Asrın liderinin, gençlere hitap ettiği bir toplantıda, “dindar ve kindar” kelimelerini yan yana getirerek,
mücadele vermelerini öğütleyen sözleri kulaklardan silinmedi. Asrın liderine dokunmanın sevap
olduğu hatta cennetle ödüllendirileceğini söyleyen kerameti kendinden menkul kişiliklere, kadınların
eklenmesini anlamak mümkün değildir. “Asrın lideri isterse haremine girerim.”, “çocuklarımın da
canı size feda olsun” sözlerini bir kadının sarf edebilme aklı evvelliğinin izahı var mıdır?
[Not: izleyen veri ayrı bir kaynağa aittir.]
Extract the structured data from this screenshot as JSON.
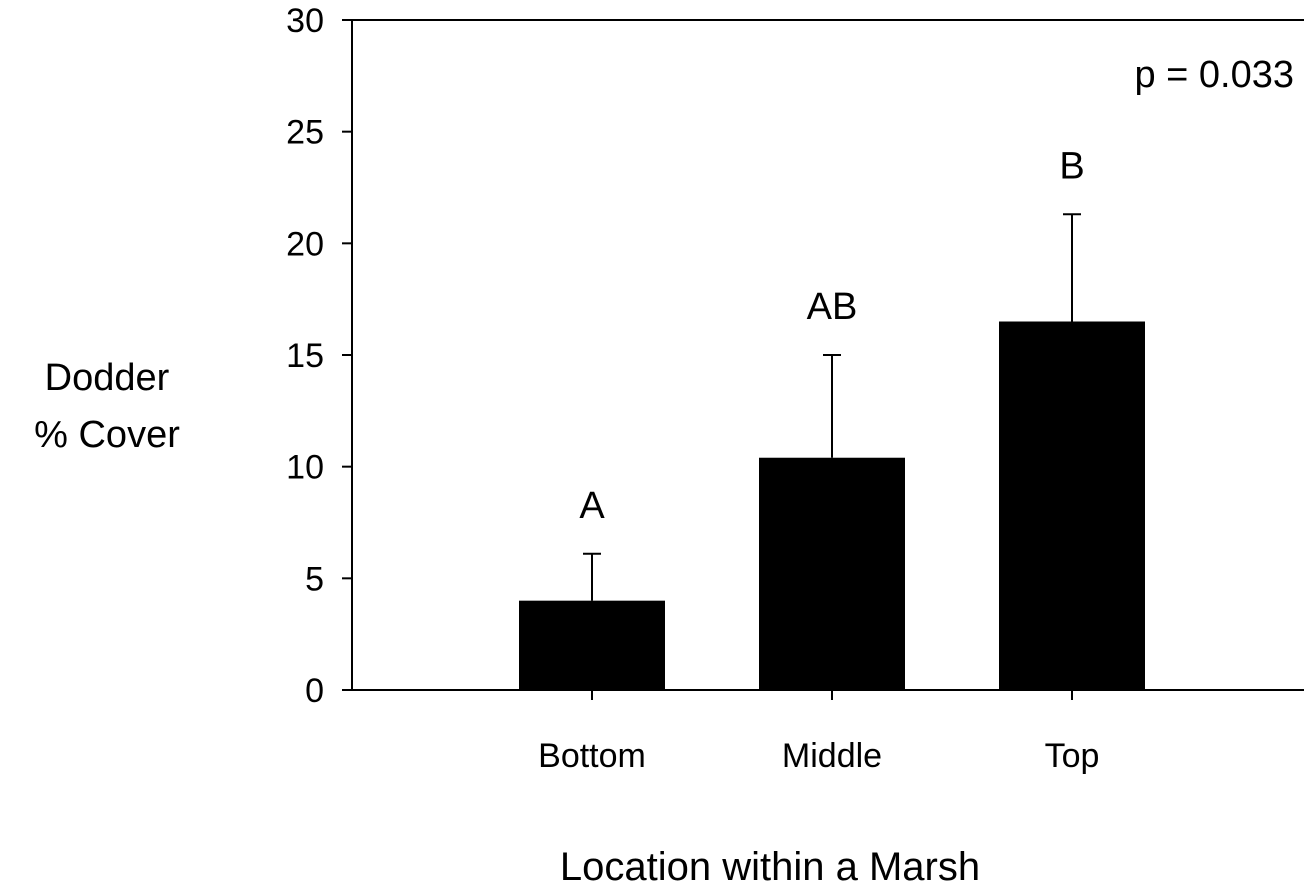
{
  "chart_data": {
    "type": "bar",
    "categories": [
      "Bottom",
      "Middle",
      "Top"
    ],
    "values": [
      4.0,
      10.4,
      16.5
    ],
    "errors": [
      2.1,
      4.6,
      4.8
    ],
    "significance_letters": [
      "A",
      "AB",
      "B"
    ],
    "ylabel_lines": [
      "Dodder",
      "% Cover"
    ],
    "xlabel": "Location within a Marsh",
    "annotation": "p = 0.033",
    "ylim": [
      0,
      30
    ],
    "yticks": [
      0,
      5,
      10,
      15,
      20,
      25,
      30
    ],
    "bar_color": "#000000",
    "grid": false
  }
}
Komşularla sıfır sorun ilkesinden hareketle değerli yalnızlığa geçiş arasındaki süreçte, kucağımızda
bulduğumuz Suriye ve mülteci sorunu… Bir türlü bitirilmek istenmeyen PKK terörü… Başlangıçta keçi
bile otlamayan adalar diyerek ahkâm kesen sözüm ona gazeteciler ve çömez dış politikacıların
sonradan farkına vardıkları stratejik önemin yarattığı huzursuzluk… Kanal İstanbul ile ülkeyi bölme
mücadeleleri… Gibi pek çok örnek vermek mümkün…
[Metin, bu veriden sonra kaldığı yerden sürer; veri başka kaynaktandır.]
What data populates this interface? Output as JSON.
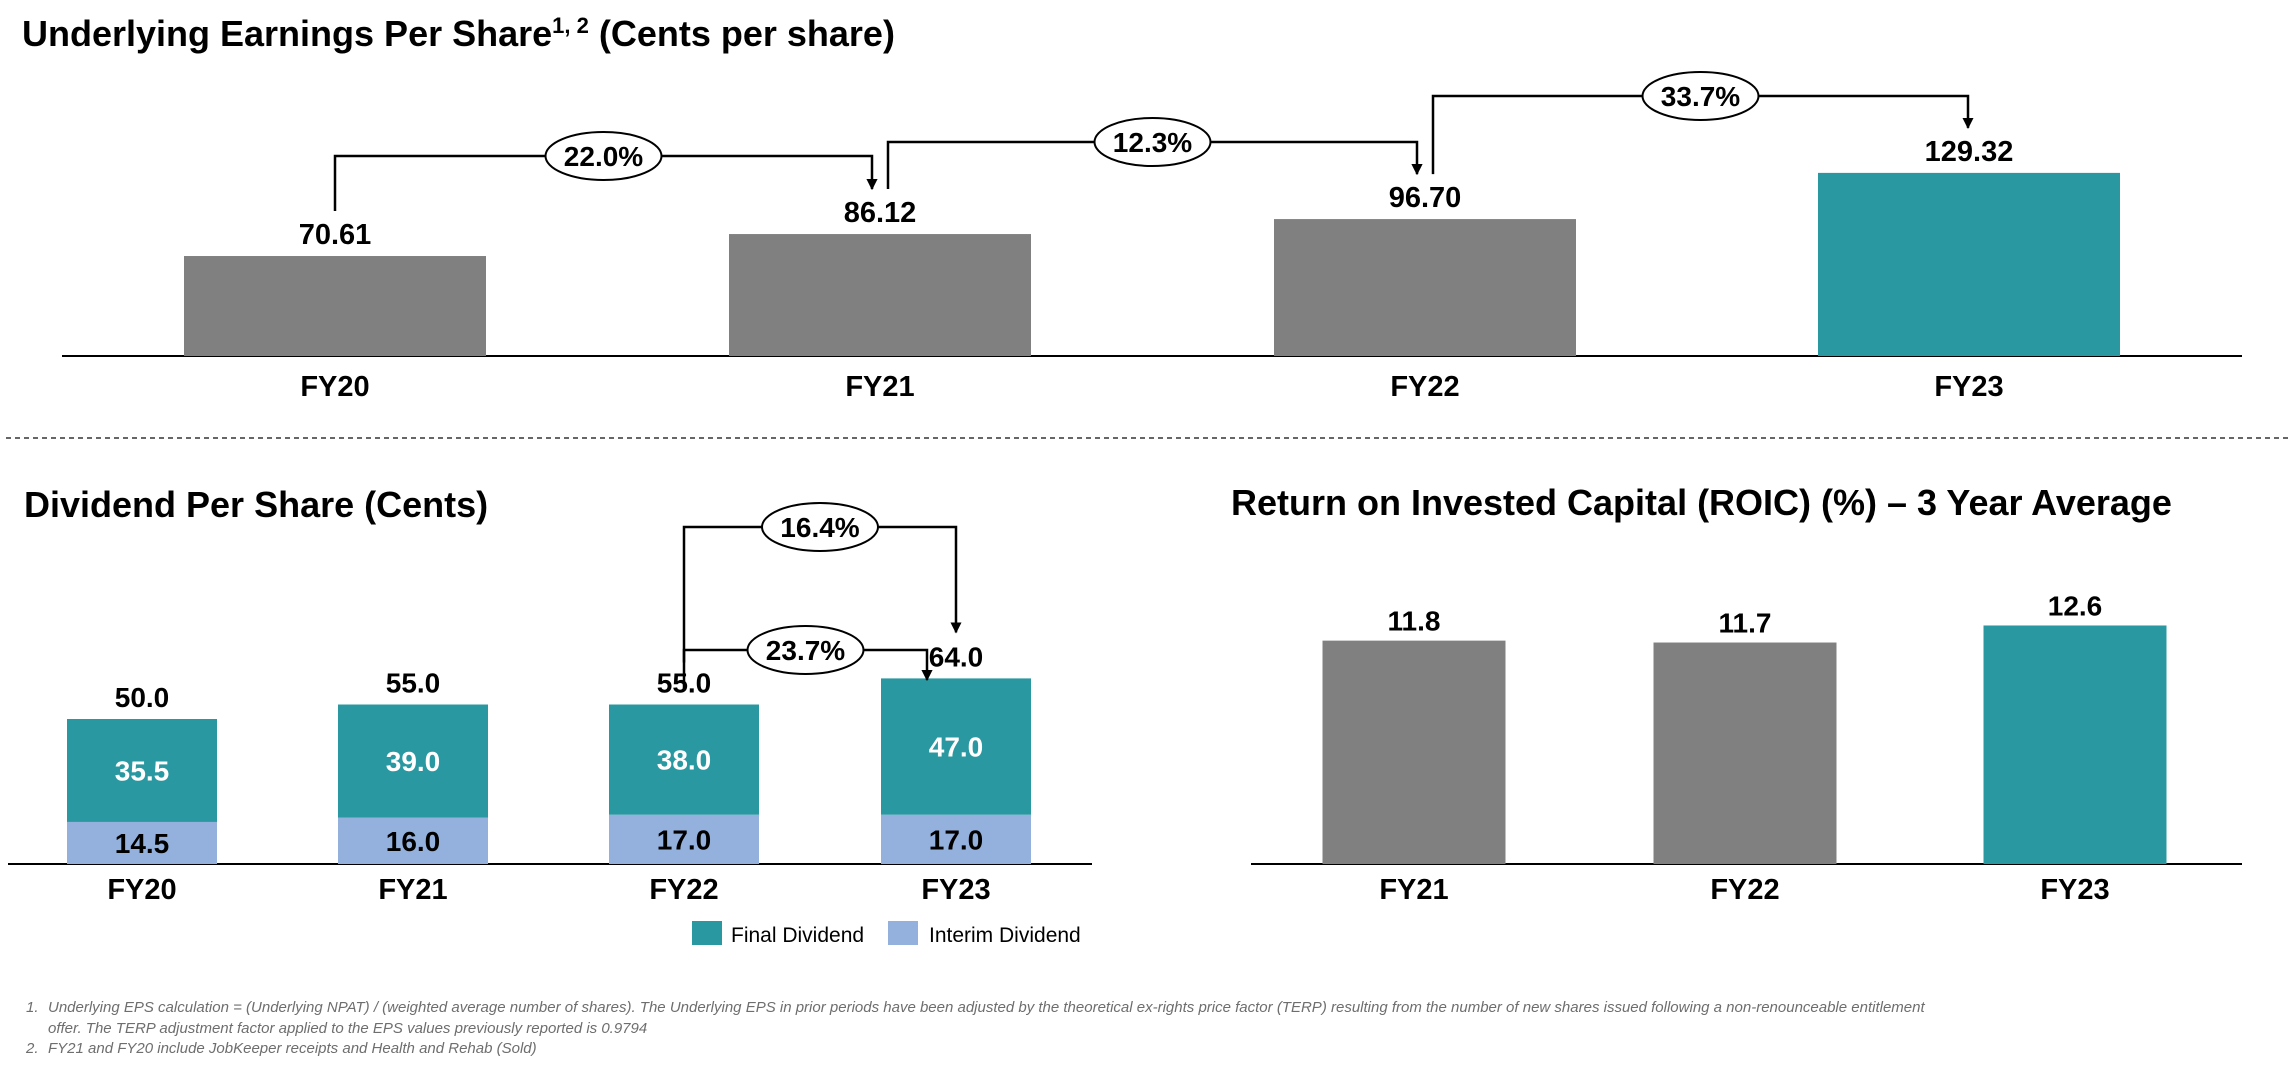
{
  "colors": {
    "grey": "#808080",
    "teal": "#2a98a0",
    "interim": "#93b1dc"
  },
  "chart_data": [
    {
      "id": "eps",
      "type": "bar",
      "title": "Underlying Earnings Per Share",
      "title_sup": "1, 2",
      "title_suffix": "(Cents per share)",
      "categories": [
        "FY20",
        "FY21",
        "FY22",
        "FY23"
      ],
      "values": [
        70.61,
        86.12,
        96.7,
        129.32
      ],
      "value_labels": [
        "70.61",
        "86.12",
        "96.70",
        "129.32"
      ],
      "highlight_last": true,
      "ylim": [
        0,
        130
      ],
      "growth": [
        "22.0%",
        "12.3%",
        "33.7%"
      ]
    },
    {
      "id": "dps",
      "type": "bar",
      "stacked": true,
      "title": "Dividend Per Share (Cents)",
      "categories": [
        "FY20",
        "FY21",
        "FY22",
        "FY23"
      ],
      "series": [
        {
          "name": "Interim Dividend",
          "values": [
            14.5,
            16.0,
            17.0,
            17.0
          ],
          "labels": [
            "14.5",
            "16.0",
            "17.0",
            "17.0"
          ]
        },
        {
          "name": "Final Dividend",
          "values": [
            35.5,
            39.0,
            38.0,
            47.0
          ],
          "labels": [
            "35.5",
            "39.0",
            "38.0",
            "47.0"
          ]
        }
      ],
      "totals": [
        "50.0",
        "55.0",
        "55.0",
        "64.0"
      ],
      "ylim": [
        0,
        65
      ],
      "growth_total": "16.4%",
      "growth_final": "23.7%",
      "legend": [
        "Final Dividend",
        "Interim Dividend"
      ]
    },
    {
      "id": "roic",
      "type": "bar",
      "title": "Return on Invested Capital (ROIC) (%) – 3 Year Average",
      "categories": [
        "FY21",
        "FY22",
        "FY23"
      ],
      "values": [
        11.8,
        11.7,
        12.6
      ],
      "value_labels": [
        "11.8",
        "11.7",
        "12.6"
      ],
      "highlight_last": true,
      "ylim": [
        0,
        13
      ]
    }
  ],
  "footnotes": [
    {
      "num": "1.",
      "lines": [
        "Underlying EPS calculation = (Underlying NPAT) / (weighted average number of shares). The Underlying EPS in prior periods have been adjusted by the theoretical ex-rights price factor (TERP) resulting from the number of new shares issued following a non-renounceable entitlement",
        "offer. The TERP adjustment factor applied to the EPS values previously reported is 0.9794"
      ]
    },
    {
      "num": "2.",
      "lines": [
        "FY21 and FY20 include JobKeeper receipts and Health and Rehab (Sold)"
      ]
    }
  ]
}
Tüm bunlar Orwell’ın bahsettiği kitle bilincinin olumsuz etkilemek amacıyla yapılan planlı programlı,
mental savaş durumu ile her an sinir teyakkuzunda bulunmayı sağlayan atmosferi yaratmakta etkili
olmaktadır. Bu anlamsızlıklar bütünüyle uğraşan kitleler, baka kötü gidişlerin, çıkar ilişkilerinin, çöken
ekonomik sistemi göremez. Görse de mücadele edecek gücü kendinde bulamaz.

Göğüs göğüse savaşmıyoruz… Ama huzursuzuz… Endişeliyiz… Kredi kartlarının verdiği konfor
alanlarının yarattığı borçlu yaşamın mücadelesi hepimizi çok yordu… Bundan beslenen iç ve dış şer
mihraklarının yarattığı sıcak savaştan uzak “barışımsı savaş” durumu, bir kez daha Orwell’i haklı
çıkarıyor…
Tüm bunların ışığında, ne özgürlükten ne de kölelikten bahsedebilmek mümkün mü? Elimizden alınan
sanat, indirgenmiş 2.5 gazete ile dayatılan sansür yasası eşliğindeki çırpınışlarımız, hoş bir sada olarak kalacaktır.